Ex. "Convert 3.598x10^3 picometers to kilometers."
Helpful Tips
- Don't forget your dimensions (e.g., there are 10 decimeters in a meter, but there are 100 square decimeters in a square meter, and 1,000 cubic decimeters in a cubic meter)
- To perform a conversion, one easy way is to multiply the number they give you by the multiplier of the old unit divided by the multiplier of the new unit. Using the example above:
[math]\displaystyle{ 3.598 \times 10^3 pm * \frac{10^{-12}}{10^3} = 3.598 \times 10^3 * 10^{-15} = 3.598 \times 10^{-12} km }[/math]
- Since scientific notation always uses a base of 10, you can do this in your head very easily because you can subtract the exponent of the new unit from the exponent of the old unit to get the exponent you need to multiply by. So in the above example, you would take -12 (the exponent for pico) and then subtract 3 (the exponent for kilo) from it. Then when you multiply 10^3 by 10^-15, all you need to do is add the exponents to get 10^-12, which will give you 3.598x10^-12. In almost all conversions, you are only changing the exponent, so you are really only adding and subtracting exponents most of the time.
- To summarize exponent operations:
- [math]\displaystyle{ 10^a \times 10^b = 10^{a+b} }[/math]
- [math]\displaystyle{ \frac{10^a}{10^b} = 10^{a-b} }[/math]
Special Units
- A metric ton or tonne is 1000 kilograms, or 1 megagram.
- A Kelvin is degrees Celsius plus 273.15.
Metric Prefix Table
| Prefix | Symbol | Multiplier |
|---|---|---|
| yotta | Y | [math]\displaystyle{ 10^{24} }[/math] |
| zetta | Z | [math]\displaystyle{ 10^{21} }[/math] |
| exa | E | [math]\displaystyle{ 10^{18} }[/math] |
| peta | P | [math]\displaystyle{ 10^{15} }[/math] |
| tera | T | [math]\displaystyle{ 10^{12} }[/math] |
| giga | G | [math]\displaystyle{ 10^9 }[/math] |
| mega | M | [math]\displaystyle{ 10^6 }[/math] |
| kilo | k | [math]\displaystyle{ 10^3 }[/math] |
| hecto | h | [math]\displaystyle{ 10^2 }[/math] |
| deca (also deka) | da | [math]\displaystyle{ 10^1 }[/math] |
| --- | --- | [math]\displaystyle{ 10^0 }[/math] |
| deci | d | [math]\displaystyle{ 10^{-1} }[/math] |
| centi | c | [math]\displaystyle{ 10^{-2} }[/math] |
| milli | m | [math]\displaystyle{ 10^{-3} }[/math] |
| micro | [math]\displaystyle{ \mu }[/math] | [math]\displaystyle{ 10^{-6} }[/math] |
| nano | n | [math]\displaystyle{ 10^{-9} }[/math] |
| pico | p | [math]\displaystyle{ 10^{-12} }[/math] |
| femto | f | [math]\displaystyle{ 10^{-15} }[/math] |
| atto | a | [math]\displaystyle{ 10^{-18} }[/math] |
| zepto | z | [math]\displaystyle{ 10^{-21} }[/math] |
| yocto | y | [math]\displaystyle{ 10^{-24} }[/math] |
Scoring
- Answers must have the correct unit and correct value to receive points. *Answers must also have the same amount of significant figures as the value teams were given.
- Correct answers receive 5 points.
Other Precautions
Make sure to:
- return measuring devices to their original position
- clean up any spills
- never alter equipment without first asking an event supervisor (zeroing a balance, etc.-can result in disqualification)
Any of these violations will result in a 10 point penalty, each time.
- Whether doing math or measuring, always be sure to use significant figures.
Practice and Resources
Plastic vernier calipers can be picked up at many hardware stores.

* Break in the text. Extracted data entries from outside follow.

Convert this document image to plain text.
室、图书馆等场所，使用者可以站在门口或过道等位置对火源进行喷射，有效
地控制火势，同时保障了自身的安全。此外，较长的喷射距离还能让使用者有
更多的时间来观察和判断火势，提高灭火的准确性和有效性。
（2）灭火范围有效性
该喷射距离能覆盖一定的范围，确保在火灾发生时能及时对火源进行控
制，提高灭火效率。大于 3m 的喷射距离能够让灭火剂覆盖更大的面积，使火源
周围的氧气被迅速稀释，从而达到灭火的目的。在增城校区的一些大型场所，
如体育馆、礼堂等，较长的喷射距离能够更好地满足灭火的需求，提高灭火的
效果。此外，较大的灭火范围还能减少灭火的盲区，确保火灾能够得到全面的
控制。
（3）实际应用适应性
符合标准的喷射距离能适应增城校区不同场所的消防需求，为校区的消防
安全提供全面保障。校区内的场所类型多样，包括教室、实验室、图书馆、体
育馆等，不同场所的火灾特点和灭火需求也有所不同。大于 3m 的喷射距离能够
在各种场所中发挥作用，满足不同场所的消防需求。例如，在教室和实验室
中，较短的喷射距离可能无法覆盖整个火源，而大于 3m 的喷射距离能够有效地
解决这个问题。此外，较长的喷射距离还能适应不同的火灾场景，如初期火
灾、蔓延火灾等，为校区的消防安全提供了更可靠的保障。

Instrument help online: There are many sites available to learning how to use tools such as a micrometer or a vernier caliper. If you use Google to search for a "vernier scale", you will find many usable sites.
A good way to practice this event is to just estimate and measure everything in sight. Make sure to give yourself units that objects wouldn't usually be measured in (e.g. a door in cm and a doorknob in km) and hard properties (e.g. density, mass, force, etc.)!